Cigna is launching a new concierge service called Pathwell that will connect certain plan members with “quality care providers,” with the intention of improving health outcomes and lowering costs for them and their employers. Pathwell merges certain capabilities of Evernorth, Cigna’s health services business, with the insurer’s medical benefits management and provider networks, the company said in a press statement. Pathwell Specialty will support members with complex or rare health conditions who need infused or injectable biologics. Dr. Ajani Nimmagadda, chief medical officer of Cigna Pharmacy, said biologic drugs account for 65% of drug spending but only 4% of Cigna’s members need them. Pathwell Bone & Joint will address the specific needs of members with musculoskeletal conditions, with an eye toward reducing unnecessary surgeries.

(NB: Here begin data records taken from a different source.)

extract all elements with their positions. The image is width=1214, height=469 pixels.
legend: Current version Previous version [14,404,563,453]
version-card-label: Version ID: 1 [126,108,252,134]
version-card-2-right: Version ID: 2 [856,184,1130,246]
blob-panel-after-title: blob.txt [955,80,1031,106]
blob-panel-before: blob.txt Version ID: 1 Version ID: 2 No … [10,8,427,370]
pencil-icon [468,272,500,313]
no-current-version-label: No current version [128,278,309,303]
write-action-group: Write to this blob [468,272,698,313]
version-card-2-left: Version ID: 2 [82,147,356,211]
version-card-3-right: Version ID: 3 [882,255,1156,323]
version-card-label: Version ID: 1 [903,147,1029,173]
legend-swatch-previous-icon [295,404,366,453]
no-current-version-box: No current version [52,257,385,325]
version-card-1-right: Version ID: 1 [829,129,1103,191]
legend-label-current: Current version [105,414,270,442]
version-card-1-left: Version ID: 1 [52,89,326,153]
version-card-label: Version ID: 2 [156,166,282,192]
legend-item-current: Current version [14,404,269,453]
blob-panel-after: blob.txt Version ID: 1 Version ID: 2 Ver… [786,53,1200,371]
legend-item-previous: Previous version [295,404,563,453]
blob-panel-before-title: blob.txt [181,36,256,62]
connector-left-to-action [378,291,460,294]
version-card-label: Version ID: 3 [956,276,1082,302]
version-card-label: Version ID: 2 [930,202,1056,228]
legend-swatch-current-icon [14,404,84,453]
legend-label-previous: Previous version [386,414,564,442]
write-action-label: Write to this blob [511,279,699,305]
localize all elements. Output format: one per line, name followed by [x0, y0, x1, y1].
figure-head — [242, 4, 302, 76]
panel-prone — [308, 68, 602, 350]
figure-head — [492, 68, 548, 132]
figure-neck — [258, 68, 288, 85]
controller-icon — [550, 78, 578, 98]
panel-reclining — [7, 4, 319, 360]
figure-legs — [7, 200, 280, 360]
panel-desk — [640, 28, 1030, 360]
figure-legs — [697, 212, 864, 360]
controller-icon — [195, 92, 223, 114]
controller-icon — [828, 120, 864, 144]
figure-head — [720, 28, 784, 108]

Johnson & Johnson has chosen a new name for its consumer health company when it spins off the $15 billion business unit: Kenvue. J&J said the name is a combination of “ken,” meaning knowledge, and “vue,” a variant of view, as in sight. The company also provided a look at the visual branding that will be used for Kenvue in the press release announcing the new name. J&J expects to complete the spinoff late next year, at which time Kenvue will become a stand-alone, publicly traded company.
Implementing The Drug Negotiation Provisions Of The IRA: Considerations For CMS. Health Affairs Forefront, 9.30.22
Raising Lazarus: Hope, Justice, and the Future of America’s Overdose Crisis, by Beth Macy. Just ordered for an upcoming trip. From the description: “A complex story of public health, big pharma, dark money, politics, race, and class that is by turns harrowing and heartening, infuriating and inspiring, Raising Lazarus is a must-read for all Americans.”